It's not often that I see an article so wrong in so many ways. But this New York Times article ("Common Core Curriculum Now Has Critics on the Left") fundamentally misunderstands the Common Core State Standards, conflates standards with their implementation, and attempts to force a debate about education policy into an ill-fitting political right-left framework.
Carol Burris, an acclaimed high school principal on Long Island, calls the Common Core a “disaster.”Why don't Carol Burris's students want to go to school anymore? The article doesn't say. It surely implies, though, that it's because of the Common Core State Standards. The next two sentences, however, are not about the standards, but about New York State's implementation of the standards.
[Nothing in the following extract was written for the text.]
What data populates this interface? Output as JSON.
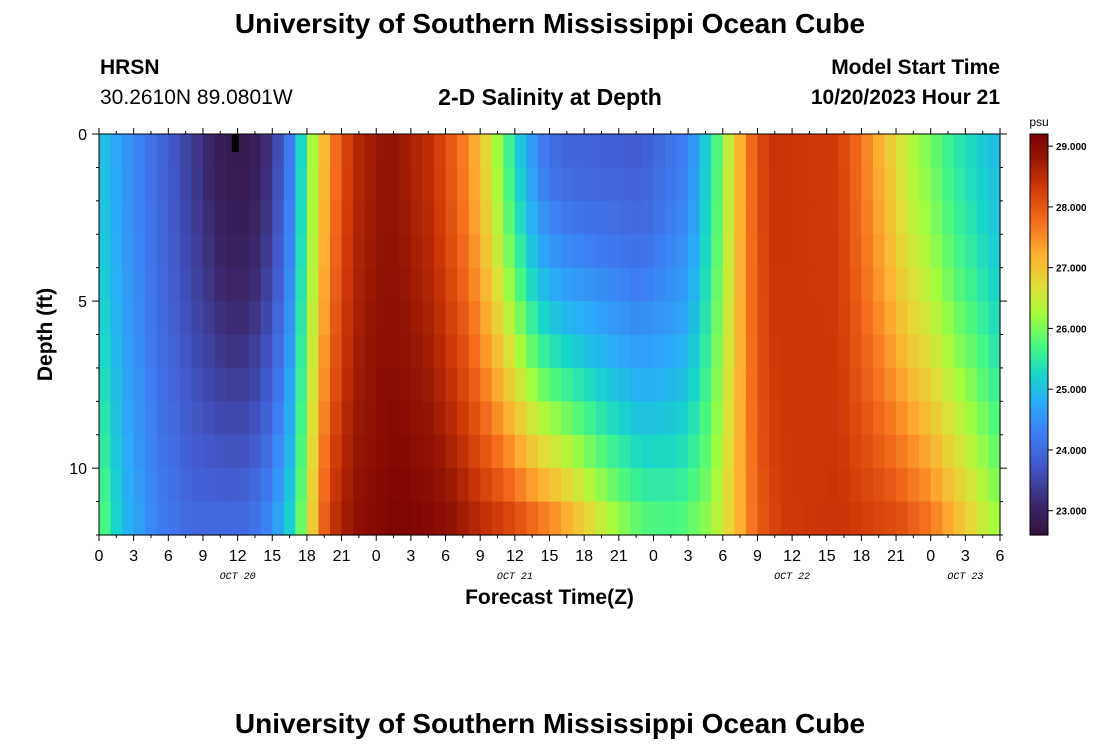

In fact, if you follow the third link in the quote above, you will see the entire statement, conveniently abridged in the Times article:
“We see kids,” she said, “they don’t want to go to school anymore.”
Leaders of both parties in the New York Legislature want to rethink how the state uses the Common Core.
The statewide teachers’ union withdrew its support for the standards last month until “major course corrections” took place.
NYSUT's board also withdrew its support for the Common Core standards as implemented and interpreted in New York state until SED makes major course corrections to its failed implementation plan and supports a three-year moratorium on high-stakes consequences from standardized testing.It's not Common Core that the teachers' union opposes: it's how it has been implemented in New York.
Next, the Times tries to force a "red-state / blue-state" dichotomy, quoting Governor Cuomo's criticism of the execution of the standards, then quoting a possible Republican challenger in the next gubernatorial election. While Republicans and Democrats disagree on many policy issues, Common Core is one of those topics on which the usual distinctions do not hold. It's as if the Times had to figure out a way to work in some political angle into the headline. But the headline doesn't match the content of the article.
Here is what really made my jaw drop, though. Those of us working on Common Core transition, and others who are knowledgeable about the standards, understand that CCSS replaces the "mile-wide, inch-deep" existing standards with deeper inquiry into fewer subjects. CCSS focuses on skills as well as content; it is more than just a laundry list of facts for students to learn and regurgitate on standardized tests. So what "Common Core" curriculum does the Public School 253 use to meet these standards?
The school chose one of the country’s most popular Common Core curriculums, called Core Knowledge. It is based on the ideas of E. D. Hirsch Jr., whose 1987 book, “Cultural Literacy: What Every American Needs to Know,” argued that mastery of a common set of facts was critical to learning....Wait, I don't think I read that right... <blinks, rubs eyes vigorously>
Mr. Hirsch and other defenders of the Common Core say children in early grades need lessons in history, civics, science and literature to build vocabularies and thrive.
E. D. Hirsch Jr., whose 1987 book, “Cultural Literacy: What Every American Needs to Know,”In what universe is E. D. Hirsch a basis for any kind of Common Core curriculum? Cultural Literacy is the nadir of the Reagan-era "A Nation at Risk" back-to-basics lets-make-kids-memorize-the-Greek-city-states educational idiocy. If you are a school attempting to implement CCSS, and you choose anything based on the work of E. D. Hirsch, you are doing it wrong. Does the author of this article even understand what Common Core is all about, beyond platitudes about "rigor" and "more challenging"? There's no textual evidence to support that conclusion.
There are those who criticize CCSS for ridiculous reasons; among the non-ridiculous critiques is the (accurate) observation that the standards are not perfect. However, our choice is not between CCSS and some hypothetical Utopian Set of Standards That We All Agree On. Our choice is between CCSS and existing standards. In California, that would mean our laundry list of facts that we have called California Content Standards for the last 15 years. Given those options, I enthusiastically choose CCSS. Is it perfect? No. Is it better than what we have now? Absolutely, definitively yes.